“Hey, Daddy!” called my son, strutting into the kitchen while I was stirring a pot of pasta on the stove for dinner. “Do you want to play a game wiff me?”
“Sure, Buddy,” I replied, putting down the spoon. “What game should we play?”
Lately everything I play with him is a “game.” My personal favorite is “Which One Is Loud?”—a game in which Daddy is presented with a host of toy animals and must choose which of the animals is the loudest. Once a champion is named, next comes the second loudest, the third loudest, and so on, until all animals have been properly ranked in decreasing decibel order. In the early rounds, I always find it particularly challenging to decide between a lion’s roar or tiger’s roar, and then later, between a sea turtle and a goldfish. (I guess the turtle splashes louder?) As the Final Judge of Loudness, my son often illogically overrules my decisions—sometimes claiming a shark is louder than an elephant—but as he is the creator of “Which One Is Loud?” I must respect his authority.

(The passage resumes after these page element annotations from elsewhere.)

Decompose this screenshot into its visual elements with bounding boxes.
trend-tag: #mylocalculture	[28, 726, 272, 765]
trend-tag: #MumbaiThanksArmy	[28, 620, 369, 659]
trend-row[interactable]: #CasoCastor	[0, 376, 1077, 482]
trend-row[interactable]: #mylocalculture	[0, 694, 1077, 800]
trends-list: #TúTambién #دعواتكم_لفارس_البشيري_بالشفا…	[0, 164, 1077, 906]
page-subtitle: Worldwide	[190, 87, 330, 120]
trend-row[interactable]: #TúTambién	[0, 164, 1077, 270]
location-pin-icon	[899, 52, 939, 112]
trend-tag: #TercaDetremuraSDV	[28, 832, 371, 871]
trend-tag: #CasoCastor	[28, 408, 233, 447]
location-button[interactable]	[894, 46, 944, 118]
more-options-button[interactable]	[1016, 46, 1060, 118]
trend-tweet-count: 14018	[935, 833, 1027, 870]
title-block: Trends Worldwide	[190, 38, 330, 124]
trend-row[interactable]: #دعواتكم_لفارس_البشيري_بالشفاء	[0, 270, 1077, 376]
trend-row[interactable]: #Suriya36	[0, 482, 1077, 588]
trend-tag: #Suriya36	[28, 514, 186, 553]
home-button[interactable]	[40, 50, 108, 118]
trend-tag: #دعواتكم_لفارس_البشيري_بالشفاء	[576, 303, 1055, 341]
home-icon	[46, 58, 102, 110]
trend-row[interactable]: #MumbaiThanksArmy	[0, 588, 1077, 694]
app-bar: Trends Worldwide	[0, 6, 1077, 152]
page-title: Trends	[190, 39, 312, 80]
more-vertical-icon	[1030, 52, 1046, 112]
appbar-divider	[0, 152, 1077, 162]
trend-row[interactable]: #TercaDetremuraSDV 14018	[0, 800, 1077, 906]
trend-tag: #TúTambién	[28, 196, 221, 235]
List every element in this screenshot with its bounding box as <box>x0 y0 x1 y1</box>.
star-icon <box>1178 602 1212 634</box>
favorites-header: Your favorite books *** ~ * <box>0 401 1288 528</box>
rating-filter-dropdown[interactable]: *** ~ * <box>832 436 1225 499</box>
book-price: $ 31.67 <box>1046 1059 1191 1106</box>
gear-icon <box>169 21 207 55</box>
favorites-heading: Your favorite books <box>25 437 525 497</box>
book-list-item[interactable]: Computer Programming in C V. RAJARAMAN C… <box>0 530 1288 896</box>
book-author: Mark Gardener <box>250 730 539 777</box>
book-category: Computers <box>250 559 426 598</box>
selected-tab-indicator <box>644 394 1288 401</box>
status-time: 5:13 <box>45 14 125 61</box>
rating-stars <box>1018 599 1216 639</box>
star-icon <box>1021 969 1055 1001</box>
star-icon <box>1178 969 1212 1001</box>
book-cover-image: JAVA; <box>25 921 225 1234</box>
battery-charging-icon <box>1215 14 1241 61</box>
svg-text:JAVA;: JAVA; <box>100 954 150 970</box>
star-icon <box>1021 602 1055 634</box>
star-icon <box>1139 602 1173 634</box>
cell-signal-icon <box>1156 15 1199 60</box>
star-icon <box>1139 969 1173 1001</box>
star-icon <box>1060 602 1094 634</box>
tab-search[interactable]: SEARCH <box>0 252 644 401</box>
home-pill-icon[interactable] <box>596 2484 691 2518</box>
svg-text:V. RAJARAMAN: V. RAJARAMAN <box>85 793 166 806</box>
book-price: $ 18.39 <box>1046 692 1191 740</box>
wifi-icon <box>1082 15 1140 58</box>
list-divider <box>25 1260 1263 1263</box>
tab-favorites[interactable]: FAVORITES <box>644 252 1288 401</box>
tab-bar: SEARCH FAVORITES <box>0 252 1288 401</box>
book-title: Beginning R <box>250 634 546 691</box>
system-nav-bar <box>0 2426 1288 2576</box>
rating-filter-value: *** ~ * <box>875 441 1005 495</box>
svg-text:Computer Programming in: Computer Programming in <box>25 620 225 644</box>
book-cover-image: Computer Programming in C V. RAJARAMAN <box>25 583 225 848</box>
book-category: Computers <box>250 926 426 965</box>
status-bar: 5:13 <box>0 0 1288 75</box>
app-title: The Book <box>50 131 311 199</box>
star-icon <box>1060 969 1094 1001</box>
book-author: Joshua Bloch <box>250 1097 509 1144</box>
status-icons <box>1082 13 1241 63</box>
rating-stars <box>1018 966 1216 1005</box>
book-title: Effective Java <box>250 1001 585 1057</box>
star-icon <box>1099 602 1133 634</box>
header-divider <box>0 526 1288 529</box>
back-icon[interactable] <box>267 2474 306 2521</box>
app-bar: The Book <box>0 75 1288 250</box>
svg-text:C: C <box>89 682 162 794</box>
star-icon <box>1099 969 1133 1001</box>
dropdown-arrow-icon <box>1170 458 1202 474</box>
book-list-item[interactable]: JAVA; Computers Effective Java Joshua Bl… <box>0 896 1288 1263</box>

Yeah, I choose my battles.
. . .
My son wasted no time and gave me my first game instruction.
“Roar like a lion!”
I happily and enthusiastically obliged. “Raaaaaaaaaawwwwwwwwwwwwhhh!” Was this game a derivative of “Which One Is Loud?”
“Okay, Buddy,” I said. “Now what?”
“Zoom like a car!”
“Vvvvvvrrrrrrrrrrooooooooooommmmm!” I was actually pretty proud of this one. I even did a little vibrato at the end to create an idling engine effect. Surely I was winning the game. “Okay, what’s next?”